Radical scavenging activity (%) = (1 - A_sample - A_blank/A_control) × 100

where A_control is the absorbance of control reaction (3x10^-4 M DPPH• solution), A_blank is the absorbance of dilution wine sample and A_sample is the absorbance of the dilution wine sample with same concentration of DPPH• solution. Three analytical replicates were carried out on each sample wine.

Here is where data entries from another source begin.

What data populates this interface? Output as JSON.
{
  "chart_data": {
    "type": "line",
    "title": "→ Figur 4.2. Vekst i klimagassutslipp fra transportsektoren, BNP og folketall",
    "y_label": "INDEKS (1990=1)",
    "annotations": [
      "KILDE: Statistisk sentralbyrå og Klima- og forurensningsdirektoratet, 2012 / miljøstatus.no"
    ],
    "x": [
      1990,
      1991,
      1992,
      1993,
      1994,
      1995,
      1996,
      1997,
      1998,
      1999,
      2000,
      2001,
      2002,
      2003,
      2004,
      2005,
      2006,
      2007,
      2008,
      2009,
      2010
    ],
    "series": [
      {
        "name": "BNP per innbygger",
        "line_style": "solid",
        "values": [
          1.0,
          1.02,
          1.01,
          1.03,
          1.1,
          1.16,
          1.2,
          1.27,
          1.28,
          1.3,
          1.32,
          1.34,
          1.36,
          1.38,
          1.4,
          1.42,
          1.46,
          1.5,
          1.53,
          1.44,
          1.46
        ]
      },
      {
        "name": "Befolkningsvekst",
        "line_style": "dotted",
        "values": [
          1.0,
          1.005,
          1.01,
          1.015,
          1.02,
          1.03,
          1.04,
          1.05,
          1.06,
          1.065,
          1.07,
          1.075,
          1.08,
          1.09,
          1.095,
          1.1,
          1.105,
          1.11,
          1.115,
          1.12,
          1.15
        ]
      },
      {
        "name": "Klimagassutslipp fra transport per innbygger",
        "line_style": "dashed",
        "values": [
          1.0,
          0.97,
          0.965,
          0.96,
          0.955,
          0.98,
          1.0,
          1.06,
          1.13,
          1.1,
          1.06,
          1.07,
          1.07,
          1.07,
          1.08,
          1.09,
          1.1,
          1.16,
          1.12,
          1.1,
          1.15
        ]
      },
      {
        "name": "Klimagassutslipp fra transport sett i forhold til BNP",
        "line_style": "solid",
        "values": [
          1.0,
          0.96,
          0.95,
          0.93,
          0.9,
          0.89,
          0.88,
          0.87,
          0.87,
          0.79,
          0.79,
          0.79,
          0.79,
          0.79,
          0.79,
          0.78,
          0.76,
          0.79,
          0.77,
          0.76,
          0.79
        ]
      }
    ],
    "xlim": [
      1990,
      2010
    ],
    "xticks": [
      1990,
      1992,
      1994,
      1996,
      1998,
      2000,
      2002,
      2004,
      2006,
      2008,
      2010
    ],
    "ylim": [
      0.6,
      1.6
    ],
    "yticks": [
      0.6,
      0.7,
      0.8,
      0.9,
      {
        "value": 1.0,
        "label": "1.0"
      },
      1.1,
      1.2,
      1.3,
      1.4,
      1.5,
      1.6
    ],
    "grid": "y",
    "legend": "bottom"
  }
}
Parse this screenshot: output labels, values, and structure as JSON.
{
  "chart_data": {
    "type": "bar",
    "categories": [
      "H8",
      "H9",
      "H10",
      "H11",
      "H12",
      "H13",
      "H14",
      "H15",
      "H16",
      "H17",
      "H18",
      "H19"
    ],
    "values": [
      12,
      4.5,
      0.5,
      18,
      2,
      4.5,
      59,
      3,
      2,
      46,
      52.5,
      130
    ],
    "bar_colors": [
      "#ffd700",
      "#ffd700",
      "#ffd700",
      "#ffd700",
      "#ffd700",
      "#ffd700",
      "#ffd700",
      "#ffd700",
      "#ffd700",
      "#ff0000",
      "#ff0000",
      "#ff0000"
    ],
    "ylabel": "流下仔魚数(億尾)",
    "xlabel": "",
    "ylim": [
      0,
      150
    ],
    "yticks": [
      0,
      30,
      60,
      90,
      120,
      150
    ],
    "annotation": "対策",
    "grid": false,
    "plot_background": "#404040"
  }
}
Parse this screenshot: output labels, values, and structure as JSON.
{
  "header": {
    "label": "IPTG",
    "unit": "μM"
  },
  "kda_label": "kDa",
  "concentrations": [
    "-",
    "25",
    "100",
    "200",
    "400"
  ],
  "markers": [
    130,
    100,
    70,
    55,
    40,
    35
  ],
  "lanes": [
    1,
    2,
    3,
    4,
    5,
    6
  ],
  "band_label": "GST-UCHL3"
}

3.5. High performance liquid chromatography (HPLC-DAD) analysis

Anthocyanins were analyzed by direct injection of the samples, previously filtered through a 0.45 µm pore size membrane filter, in an Agilent Technologies 1200 chromatographic system equipped with a Agilent photodiode array detector (DAD) 1200 with RFID tracking technology for flow cells and UV lamp, an automatic injector, and a ChemStation software. The column was termostated at 30 ^oC. After injecting 5 µL of wine sample, separation was performed in an Agilent-Eclipse XDB C-18 4.6 × 150 mm coumn. The HPLC grade solvents used were formic acid/water as solvent A and acetonitrile/formic acid/water as solvent B. The elution profile was as follows: from 0 to 28 min, 0.0% B, from 28 to 35 min, 25% B, from 35 to 40 min, 50% B, from 40 to 45 min, 80% B, and for last 10 min again 0% B. The detection wavelength was 520 nm. The different anthocyanin compounds were identified by comparing their retention times and spectral characteristics with data given in the literature [18,20,27,28]. Quantitation was made by means of a calibration curve obtained by injecting standard solutions of malvidin-3-monoglucoside chloride with different concentrations. The range of the linear calibration curve (r² was 0.9991). Results were expressed as mg/L sample.

3.6. Statistical analyses

Three analytical replicates were carried out on each sample wine. Measurements were averaged, and results are given as mean ± standard deviation (SD). Correlation between the anthocyanin content and antiradical efficiency was established using regression analysis at a 95% significance level (P ≤ 0.001).

4. Conclusions

From the results obtained, we can conclude that the amount of anthocyanins is important for understanding of antioxidant potency of red wines. The mechanism by which anthocyanins are absorbed and metabolized in the body is currently unclear. The high anthocyanin content in the investigated Cabernet Sauvignon wines contributes to its increased radical scavenging activity. It can be concluded that, the anthocyanin composition can be used as biochemical marker for the authenticity of red grape cultivar and their corresponding single-cultivar wine.